Much of this academic debate is a legacy of relying on the study of people who committed violent or criminal acts to assess and diagnose psychopathy, says Wallace. “Once you label psychopathy as a clinical disorder characterized by extreme violence, then all the positive adjustment traits get pushed to the side,” she says. “And now researchers are just kind of backtracking on themselves a little bit and saying, hang on, what about all these good things.”
Part of the problem, she says, is that researchers trying to study the positive traits of psychopathy don’t have their own version of the screening tool used to identify more severe cases.

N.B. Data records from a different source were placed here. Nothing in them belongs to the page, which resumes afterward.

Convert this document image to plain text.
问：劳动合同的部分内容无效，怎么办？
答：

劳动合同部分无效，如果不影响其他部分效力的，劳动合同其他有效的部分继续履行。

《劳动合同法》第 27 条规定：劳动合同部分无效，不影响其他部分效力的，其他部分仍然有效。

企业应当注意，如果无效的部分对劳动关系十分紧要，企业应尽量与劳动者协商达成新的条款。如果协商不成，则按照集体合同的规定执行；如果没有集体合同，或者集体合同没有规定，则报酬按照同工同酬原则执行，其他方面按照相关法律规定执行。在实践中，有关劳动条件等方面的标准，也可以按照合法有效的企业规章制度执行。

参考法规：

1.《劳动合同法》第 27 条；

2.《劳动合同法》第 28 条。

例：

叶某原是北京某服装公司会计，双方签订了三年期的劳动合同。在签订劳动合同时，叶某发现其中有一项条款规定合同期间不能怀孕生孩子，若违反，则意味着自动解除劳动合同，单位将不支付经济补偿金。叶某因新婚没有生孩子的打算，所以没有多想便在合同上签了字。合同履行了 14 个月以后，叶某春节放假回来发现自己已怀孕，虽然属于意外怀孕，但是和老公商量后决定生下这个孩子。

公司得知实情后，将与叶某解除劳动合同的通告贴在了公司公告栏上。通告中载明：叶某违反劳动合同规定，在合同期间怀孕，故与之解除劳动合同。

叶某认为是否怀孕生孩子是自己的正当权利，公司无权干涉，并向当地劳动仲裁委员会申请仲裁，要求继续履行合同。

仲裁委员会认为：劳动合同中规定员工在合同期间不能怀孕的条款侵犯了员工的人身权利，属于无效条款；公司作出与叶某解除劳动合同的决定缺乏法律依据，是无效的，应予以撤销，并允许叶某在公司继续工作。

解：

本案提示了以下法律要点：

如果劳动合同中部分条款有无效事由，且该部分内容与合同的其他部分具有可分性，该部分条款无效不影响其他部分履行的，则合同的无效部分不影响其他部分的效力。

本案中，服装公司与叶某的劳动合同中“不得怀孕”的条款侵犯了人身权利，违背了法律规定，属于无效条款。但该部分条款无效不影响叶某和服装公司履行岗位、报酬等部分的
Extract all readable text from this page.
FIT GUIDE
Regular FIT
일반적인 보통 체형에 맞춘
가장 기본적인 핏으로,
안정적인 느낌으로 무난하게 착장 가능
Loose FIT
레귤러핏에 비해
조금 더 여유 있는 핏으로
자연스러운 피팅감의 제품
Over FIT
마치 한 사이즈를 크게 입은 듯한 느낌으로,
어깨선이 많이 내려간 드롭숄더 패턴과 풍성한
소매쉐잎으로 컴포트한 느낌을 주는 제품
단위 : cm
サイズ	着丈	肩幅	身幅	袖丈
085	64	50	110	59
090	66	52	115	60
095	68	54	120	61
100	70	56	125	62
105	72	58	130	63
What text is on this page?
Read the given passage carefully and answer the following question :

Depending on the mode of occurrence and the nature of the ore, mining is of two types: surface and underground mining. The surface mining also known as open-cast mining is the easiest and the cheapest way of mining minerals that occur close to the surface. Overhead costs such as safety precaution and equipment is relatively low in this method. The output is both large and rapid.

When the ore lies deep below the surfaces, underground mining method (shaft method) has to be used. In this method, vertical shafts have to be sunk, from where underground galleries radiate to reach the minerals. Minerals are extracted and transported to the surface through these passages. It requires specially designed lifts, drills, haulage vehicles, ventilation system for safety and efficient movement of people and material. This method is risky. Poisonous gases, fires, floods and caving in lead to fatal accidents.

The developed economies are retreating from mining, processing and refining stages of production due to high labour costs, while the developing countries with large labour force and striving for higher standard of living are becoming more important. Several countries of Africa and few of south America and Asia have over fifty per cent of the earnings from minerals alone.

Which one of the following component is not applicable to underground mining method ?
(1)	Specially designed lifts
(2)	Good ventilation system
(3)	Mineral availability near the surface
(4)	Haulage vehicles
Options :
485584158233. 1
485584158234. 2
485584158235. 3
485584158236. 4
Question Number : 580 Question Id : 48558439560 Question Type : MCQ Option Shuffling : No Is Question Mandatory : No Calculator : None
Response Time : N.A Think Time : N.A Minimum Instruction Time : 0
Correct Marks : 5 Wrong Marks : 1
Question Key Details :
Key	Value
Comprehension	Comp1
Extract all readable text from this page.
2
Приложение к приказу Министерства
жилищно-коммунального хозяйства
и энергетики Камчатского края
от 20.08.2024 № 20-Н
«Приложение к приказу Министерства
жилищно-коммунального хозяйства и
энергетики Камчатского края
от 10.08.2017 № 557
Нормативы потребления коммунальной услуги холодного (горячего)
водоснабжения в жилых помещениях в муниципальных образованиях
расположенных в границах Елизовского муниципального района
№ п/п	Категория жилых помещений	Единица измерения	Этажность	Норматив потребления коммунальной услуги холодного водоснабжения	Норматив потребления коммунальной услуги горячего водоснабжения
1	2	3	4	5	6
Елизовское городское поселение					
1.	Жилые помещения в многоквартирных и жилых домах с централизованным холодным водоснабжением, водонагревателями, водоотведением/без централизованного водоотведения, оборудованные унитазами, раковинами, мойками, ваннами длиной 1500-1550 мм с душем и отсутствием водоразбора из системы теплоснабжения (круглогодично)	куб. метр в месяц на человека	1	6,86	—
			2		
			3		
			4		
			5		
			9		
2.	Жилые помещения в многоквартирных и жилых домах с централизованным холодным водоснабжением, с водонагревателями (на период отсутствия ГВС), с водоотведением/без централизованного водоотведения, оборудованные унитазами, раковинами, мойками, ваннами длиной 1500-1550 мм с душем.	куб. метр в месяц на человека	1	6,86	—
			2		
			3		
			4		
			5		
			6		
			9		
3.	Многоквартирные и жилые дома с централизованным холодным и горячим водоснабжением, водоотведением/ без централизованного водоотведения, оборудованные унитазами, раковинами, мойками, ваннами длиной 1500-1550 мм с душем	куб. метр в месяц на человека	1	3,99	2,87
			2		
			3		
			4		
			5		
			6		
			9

That’s a checklist focusing on the effects of disinhibition and meanness developed by the Canadian psychologist Robert Hare and immortalized in the 2011 book The Psychopath Test, by Jon Ronson.
To address that gap, Wallace has helped to produce a Successful Psychopathy Scale: a 54-question scale designed to identify and assess psychopathic traits in the general population. She hopes that the scale, currently under review at the Journal of Personality Assessment, will help researchers in the field assess, for example, the prevalence of successful psychopathy in the workplace, or psychopathic traits in people in positions of power and leadership. The scale asks responders whether they agree with statements such as “Gaining success can be tough; it is all about survival of the fittest.”
“I think the scale is needed, because at the moment successful psychopathy research is almost like fumbling in the dark,” she says. “The only way you can actually push research forward is by being able to measure these traits.”
Eventually, Wallace hopes the scale will help more people realize that a person with psychopathic traits is not always something to be afraid of. “There’s so much that we don’t know about individuals who are high on the prototypical psychopathic traits and how they just engage with their day-to-day lives,” she says. “And that’s because we’ve got lost in this idea of Hannibal Lecter.”